Researchers at the Fraunhofer Institute for Manufacturing Technology and Applied Materials Research in Bremen have developed a new method for determining the AC resistance within a battery using dynamic impedance spectroscopy. This method enables more precise evaluation of battery cell condition, without the need for extensive laboratory testing.
Battery cell aging is a complex phenomenon that has proven difficult to determine under real-world conditions. However, precise assessment of cell aging during operation is critical for gaining a better understanding of battery aging mechanisms and extending battery life. This is precisely what the new measurement method aims to achieve.
Previously, precise measurements at the cell or pack level were primarily possible only in the laboratory. However, batteries in the laboratory are exposed to different conditions than those in use in vehicles. Moreover, battery aging is influenced by numerous factors, including storage temperatures, state of charge during extended periods of inactivity, and the history of charging and discharging processes.
According to Fraunhofer IFAM, the new measurement method makes it possible to take measurements during battery operation, providing real-time data about battery performance. The method uses mathematical models for non-linear behavior with “memory” effects to describe cell properties. This approach offers the advantage that the output of the system depends on the input into the system at all times, allowing the system to obtain a memory of all previous processes, which is crucial for describing the aging process.

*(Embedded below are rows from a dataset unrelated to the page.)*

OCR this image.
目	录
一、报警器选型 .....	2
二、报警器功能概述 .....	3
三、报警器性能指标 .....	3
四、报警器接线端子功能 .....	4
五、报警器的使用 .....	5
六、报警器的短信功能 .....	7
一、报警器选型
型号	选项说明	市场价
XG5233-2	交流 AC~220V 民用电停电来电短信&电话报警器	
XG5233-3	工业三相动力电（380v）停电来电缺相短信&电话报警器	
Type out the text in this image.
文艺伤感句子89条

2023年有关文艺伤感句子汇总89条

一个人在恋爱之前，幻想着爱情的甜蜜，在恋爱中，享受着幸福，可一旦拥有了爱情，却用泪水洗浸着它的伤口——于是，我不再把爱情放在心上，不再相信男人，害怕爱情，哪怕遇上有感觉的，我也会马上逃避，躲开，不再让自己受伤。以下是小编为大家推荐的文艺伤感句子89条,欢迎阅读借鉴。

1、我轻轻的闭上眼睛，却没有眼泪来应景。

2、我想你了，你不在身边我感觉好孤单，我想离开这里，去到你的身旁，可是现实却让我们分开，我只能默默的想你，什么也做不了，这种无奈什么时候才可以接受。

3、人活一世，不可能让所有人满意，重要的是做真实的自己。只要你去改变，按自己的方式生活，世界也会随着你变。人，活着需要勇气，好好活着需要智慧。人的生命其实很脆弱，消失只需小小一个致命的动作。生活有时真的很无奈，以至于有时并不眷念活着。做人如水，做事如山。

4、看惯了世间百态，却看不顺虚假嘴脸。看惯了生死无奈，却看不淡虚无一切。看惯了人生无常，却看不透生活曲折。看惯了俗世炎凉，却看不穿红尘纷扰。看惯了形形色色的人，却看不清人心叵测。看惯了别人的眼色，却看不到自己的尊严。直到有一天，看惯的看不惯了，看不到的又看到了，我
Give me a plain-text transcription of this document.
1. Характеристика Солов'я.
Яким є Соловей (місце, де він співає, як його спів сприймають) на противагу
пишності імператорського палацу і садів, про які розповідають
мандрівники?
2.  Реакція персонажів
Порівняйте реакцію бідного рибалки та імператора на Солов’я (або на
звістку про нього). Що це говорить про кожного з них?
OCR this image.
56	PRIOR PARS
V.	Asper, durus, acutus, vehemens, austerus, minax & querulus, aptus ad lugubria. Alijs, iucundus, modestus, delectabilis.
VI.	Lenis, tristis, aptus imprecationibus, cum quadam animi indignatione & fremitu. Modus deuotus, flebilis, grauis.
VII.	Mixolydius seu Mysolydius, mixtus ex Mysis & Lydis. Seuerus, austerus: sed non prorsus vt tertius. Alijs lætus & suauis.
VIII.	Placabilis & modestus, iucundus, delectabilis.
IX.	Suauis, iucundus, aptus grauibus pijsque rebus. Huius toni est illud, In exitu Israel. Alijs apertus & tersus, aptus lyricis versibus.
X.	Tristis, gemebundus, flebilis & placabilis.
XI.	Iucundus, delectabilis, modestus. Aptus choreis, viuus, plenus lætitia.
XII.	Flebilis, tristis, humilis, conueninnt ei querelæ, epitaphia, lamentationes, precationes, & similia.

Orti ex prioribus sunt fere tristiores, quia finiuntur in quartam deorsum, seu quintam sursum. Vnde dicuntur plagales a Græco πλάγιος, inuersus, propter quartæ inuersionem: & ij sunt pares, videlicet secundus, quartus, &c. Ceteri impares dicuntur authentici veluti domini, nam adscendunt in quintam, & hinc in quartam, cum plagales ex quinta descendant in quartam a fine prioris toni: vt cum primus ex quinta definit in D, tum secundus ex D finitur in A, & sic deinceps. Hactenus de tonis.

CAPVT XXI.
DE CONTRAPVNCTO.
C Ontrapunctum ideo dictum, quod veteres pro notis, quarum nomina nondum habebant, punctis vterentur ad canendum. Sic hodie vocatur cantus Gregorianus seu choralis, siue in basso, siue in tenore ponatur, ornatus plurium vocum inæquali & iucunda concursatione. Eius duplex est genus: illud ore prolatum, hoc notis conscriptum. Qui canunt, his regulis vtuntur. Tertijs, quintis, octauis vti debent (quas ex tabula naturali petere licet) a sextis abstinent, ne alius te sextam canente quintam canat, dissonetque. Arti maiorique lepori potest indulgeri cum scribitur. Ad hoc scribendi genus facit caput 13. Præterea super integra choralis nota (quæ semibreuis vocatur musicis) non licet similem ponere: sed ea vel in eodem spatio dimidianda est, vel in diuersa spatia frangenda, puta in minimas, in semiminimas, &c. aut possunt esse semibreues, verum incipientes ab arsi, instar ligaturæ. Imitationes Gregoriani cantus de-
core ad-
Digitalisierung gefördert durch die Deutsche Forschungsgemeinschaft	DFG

The key step is measuring the dynamic impedance of the battery cells during use, including during the charging or discharging process. It is possible to directly measure the mathematical parameters describing the behavior of the cells. Using this mathematical representation, states that have not been measured can be taken into account, allowing for transferability to other environmental conditions and cell chemistries, including new battery types.
The new method has the potential to be implemented directly in the battery management system, providing data for service life prediction at any time without additional laboratory work. With this development, it should also be possible to evaluate solid-state batteries in the future.